The National Social Security Authority will soon engage its investment ally in Zimbabwe Stock Exchange listed agro-industrial, CFI Holdings, to decide the fate of their investment in the group.
NSSA chairman Robin Vela told Business Weekly this week that NSSA would sit down with its shareholding ally in CFI through Stalap Investments, Zimre Holdings, to map the way forward. Stalap, jointly owned by NSSA and Zimre, holds 42 percent of CFI Holdings.
The plans to decide their future in CFI Holdings comes after Nicholas van Hoogstraten through various investment vehicles, effectively took control of the agro-focused industrial concern, which saw a number of directors appointed by Stalap Investments voluntarily stepping down.
The British businessman also successfully mobilised his associates to save his board representative Shingirayi Chibanguza from being voted out during a charged extraordinary general meeting, entrenching his grip and influence on the company.
Stalap had called the EGM in December to seek the expulsion of Chibanguza claiming that he was not fit to hold office given his irregular conduct after he allegedly allowed illegal collection of cash from a company he manages, a subsidiary of CFI Holdings.
Van Hoogstraten’s board proxy and now acting managing director of CFI was alleged to have allowed officials from Bellevue Butchery, owned the business mogul, to collect cash from Farm and City, which he managed, without approval of the CFI board.
As the battle to control CFI heated up, the National Social Security Authority early last year exchanged its 12,89 percent equity stake in CFI for a 31,426 percent stake in Stalap in order to create a 41 percent equity block in CFI for effective control.
But after Stalap’s failed bid to fire the tycoon’s proxy, Van Hoogstraten and his associates who control 52 percent of CFI, and with most Stalap directors having left the company, now hold swaying influence over the affairs of the agro-industrial concern.
Stalap board nominees Ephraim Chawoneka and Dougals Mamvura had opted out ahead of the extraordinary general meeting (EGM) called by Van Hoogstraten to kick the them out.
Acting chairperson, Grace Muradzikwa had resigned before the December 2017 EGM. Acting chief executive Timothy Nyika also resigned.
“We will regroup with other shareholders (Zimre) to ascertain the way to go. We wanted to put CFI on strategic long term growth path.
“Unfortunately, without (major) shareholders working together, it is difficult to know where you are going. In the next week or so, we will regroup and ascertain the way to go,” Vela said.
NSSA may find it unworthy the while to maintain its interests in CFI given the control Van Hoogstraten now wields and a fractious relationship that has existed for a while now.
Vela is on record saying struggling CFI required $12 million recapitalization to get on its feet, but that that Van Hoogstraten had been unwilling to inject fresh capital. With a fractious relationship, agreeing on CFI’s future might prove difficult.
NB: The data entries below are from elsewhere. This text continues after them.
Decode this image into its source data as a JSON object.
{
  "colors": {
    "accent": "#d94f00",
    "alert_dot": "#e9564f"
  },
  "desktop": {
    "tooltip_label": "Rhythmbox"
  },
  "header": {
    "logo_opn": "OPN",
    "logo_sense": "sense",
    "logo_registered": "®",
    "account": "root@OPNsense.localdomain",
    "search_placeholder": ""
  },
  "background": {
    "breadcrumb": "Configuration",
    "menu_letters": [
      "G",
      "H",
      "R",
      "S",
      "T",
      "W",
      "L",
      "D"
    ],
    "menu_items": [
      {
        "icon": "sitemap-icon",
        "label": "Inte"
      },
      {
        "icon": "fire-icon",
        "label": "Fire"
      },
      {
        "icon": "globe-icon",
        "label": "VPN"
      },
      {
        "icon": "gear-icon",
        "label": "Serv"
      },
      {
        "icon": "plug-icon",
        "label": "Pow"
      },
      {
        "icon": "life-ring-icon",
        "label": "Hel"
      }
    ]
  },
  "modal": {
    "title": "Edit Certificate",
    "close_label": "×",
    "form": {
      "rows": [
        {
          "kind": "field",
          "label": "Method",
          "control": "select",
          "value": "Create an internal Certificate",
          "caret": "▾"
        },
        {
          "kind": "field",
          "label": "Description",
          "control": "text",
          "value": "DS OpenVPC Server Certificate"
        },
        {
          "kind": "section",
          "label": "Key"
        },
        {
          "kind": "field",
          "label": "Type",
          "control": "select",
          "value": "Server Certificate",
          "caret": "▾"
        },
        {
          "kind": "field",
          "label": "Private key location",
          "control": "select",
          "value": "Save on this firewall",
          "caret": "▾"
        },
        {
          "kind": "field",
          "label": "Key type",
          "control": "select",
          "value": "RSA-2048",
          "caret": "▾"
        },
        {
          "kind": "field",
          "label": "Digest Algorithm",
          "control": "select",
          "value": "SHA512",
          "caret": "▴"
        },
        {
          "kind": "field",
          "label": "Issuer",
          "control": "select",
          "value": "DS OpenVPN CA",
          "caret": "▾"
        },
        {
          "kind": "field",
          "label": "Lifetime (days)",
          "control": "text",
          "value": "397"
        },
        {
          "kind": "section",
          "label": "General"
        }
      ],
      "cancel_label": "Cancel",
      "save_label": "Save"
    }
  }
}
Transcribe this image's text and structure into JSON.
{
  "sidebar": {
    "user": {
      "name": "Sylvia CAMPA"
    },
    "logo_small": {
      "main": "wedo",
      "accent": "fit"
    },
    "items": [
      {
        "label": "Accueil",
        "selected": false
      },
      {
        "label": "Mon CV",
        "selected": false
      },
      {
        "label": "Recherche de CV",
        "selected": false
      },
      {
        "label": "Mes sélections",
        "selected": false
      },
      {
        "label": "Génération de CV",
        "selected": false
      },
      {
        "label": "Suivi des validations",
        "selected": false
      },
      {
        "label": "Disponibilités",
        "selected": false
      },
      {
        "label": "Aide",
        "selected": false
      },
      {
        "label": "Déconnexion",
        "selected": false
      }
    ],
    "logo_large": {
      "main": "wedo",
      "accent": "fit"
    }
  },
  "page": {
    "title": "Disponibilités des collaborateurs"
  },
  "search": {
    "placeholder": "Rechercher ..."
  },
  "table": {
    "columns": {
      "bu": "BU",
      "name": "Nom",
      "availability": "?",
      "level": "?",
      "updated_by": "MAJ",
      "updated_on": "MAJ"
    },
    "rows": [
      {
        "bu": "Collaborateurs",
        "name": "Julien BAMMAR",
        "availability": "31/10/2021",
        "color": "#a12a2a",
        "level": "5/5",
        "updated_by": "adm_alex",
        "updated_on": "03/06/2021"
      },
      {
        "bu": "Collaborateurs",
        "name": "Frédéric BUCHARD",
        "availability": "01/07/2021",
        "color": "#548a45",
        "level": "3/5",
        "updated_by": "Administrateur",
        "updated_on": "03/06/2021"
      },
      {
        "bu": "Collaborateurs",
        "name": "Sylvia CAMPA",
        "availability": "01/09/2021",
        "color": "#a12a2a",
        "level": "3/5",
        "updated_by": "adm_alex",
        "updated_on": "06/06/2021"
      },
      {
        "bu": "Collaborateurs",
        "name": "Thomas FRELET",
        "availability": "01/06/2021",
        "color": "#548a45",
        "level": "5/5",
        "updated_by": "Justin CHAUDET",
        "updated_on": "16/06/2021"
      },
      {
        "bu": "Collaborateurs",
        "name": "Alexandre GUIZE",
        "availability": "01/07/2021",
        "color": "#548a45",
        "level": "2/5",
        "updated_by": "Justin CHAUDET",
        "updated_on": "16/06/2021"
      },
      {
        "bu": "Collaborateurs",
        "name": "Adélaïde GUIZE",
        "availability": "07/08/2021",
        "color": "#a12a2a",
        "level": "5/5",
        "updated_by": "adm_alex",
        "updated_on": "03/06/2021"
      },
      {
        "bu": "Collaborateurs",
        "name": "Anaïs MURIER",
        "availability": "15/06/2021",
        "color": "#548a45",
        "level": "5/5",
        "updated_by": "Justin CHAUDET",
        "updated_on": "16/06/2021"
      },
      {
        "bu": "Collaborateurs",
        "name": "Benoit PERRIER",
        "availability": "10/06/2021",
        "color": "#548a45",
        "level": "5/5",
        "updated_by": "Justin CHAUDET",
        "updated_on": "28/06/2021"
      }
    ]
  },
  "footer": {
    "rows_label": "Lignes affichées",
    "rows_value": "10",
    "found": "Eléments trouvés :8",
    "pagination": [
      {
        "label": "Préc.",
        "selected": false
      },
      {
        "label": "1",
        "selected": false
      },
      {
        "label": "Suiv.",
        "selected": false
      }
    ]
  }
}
The British business mogul has recently accused the market regulator of complicity in alleged irregular transactions that have driven CFI into the troubles it is facing.
While the relationship has been a tumultuous one for years now, the situation reached boiling pint when van Hoogstraten to reverse the disposal of a major asset claiming the transaction was fraudulent.
The British businessman demanded that the sale of 81 percent of Langford Estate to Fidelity Life Assurance in 2016 for $18 million approved by both the ZSE and CFI shareholders at an AGM.
However, Van Hoogstraten later made an about turn claiming that he had discovered that the parties to the deal were related and that other shareholders had been prejudiced since the asset was sold at a discounted price.
But while Van Hoogstraten has wrestled away control of CFI, he has immediately run into problems after the Zimbabwe Stock Exchange suspended trading in CFI’s share for 90 days over alleged shareholding irregularities.
The suspension was with effect from January 2, 2018.
The ZSE alleged that the company needed to comply with regulatory requirements that stipulate that at least 25 percent of a company’s issued shares must be free-float on the stock market.
Between them — Van Hoogstraten, associates and Stalap — the shareholders hold over 80 percent of the company, a violation of provisions of the ZSE’s listing rules.
A mandatory offer by Stalap in July last year, to buy out CFI minority shareholders flopped after the agro-industrial firm’s share price skyrocketed amid aggressive buying by van Hoogstraten and his associated investment vehicles, who also made an audacious, but informal bid for which he was reprimanded by the ZSE.
Further, the ZSE expressed concerns over Governance issues and ordered CFI to appoint substantive chairman, chief executive and required number of independent non-executive board directors.